3.1. Parameter fitting

An empirical model (equation (2.12a)) was derived, relating the printed filament diameter, $d$, to the pressure drop, $\mathrm{\Delta }P$, via a constant of proportionality, $a$, incorporating nozzle geometry (conical nozzle, $D_{\text{i}}$, $D_{\text{o}}$ and $L_{\text{c}}$, for experimental validation purposes), the hydrogel consistency index, $K$, the build platform travel speed, $U$ (or nozzle travel speed, $U_{\text{N}}$) and the flow behaviour index, $n$. Figures 5a–d captures fittings to the experimental data for the PVA-based hydrogel and Nivea Crème, for the 25G, 22G and 20G conical nozzles, respectively, with functional form

$$\begin{array}{lcr}& d=a(\mathrm{\Delta }P{)}^{\frac{1}{2n}},& \end{array}$$ (3.1)

where

$$\begin{array}{lcr}& a={\left[\frac{D_{\text{i}}^3{D}_{\text{o}}^3}{8U_{\text{N}}}\left(\frac{4n}{3n+1}\right){\left(\frac{3n}{4K{L}_{\text{c}}}\frac{D_{\text{i}}-D_{\text{o}}}{D_{\text{i}}^{3n}-D_{\text{o}}^{3n}}\right)}^{\frac{1}{n}}\right]}^{\frac{1}{2}},& \end{array}$$ (3.2)

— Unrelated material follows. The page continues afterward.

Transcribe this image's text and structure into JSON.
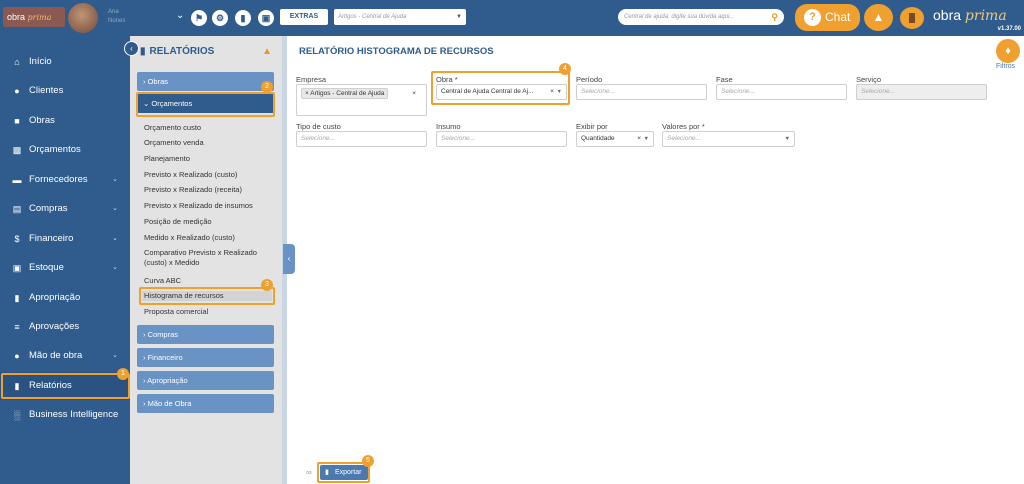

as presented in equation (2.12a), with $U$ replaced by $U_{\text{N}}$, since the INKREDIBLE+3D bioprinter relies on a moving nozzle. Table 1 lists the values of the constant coefficient, $a$, for the flow behaviour and consistency indices, $n$ and $K$ (Pa s${}^n$), respectively, for each fitting.

Table 1.

Values of the constant coefficient, a, for the flow behaviour and consistency indices, n and K (Pa sⁿ), respectively, corresponding to the optimal non-Newtonian curve fitting of the form d = a(ΔP)^1/2n, for a poly(vinyl alcohol)-based hydrogel and Nivea Crème (using a variety of conical nozzles) obtained via regression analysis conducted in MATLAB^® and captured in Figures 5a–d, with ΔP the pressure drop and d the printed filament width. The goodness of fit of each fitting is captured by the coefficient of determination, R².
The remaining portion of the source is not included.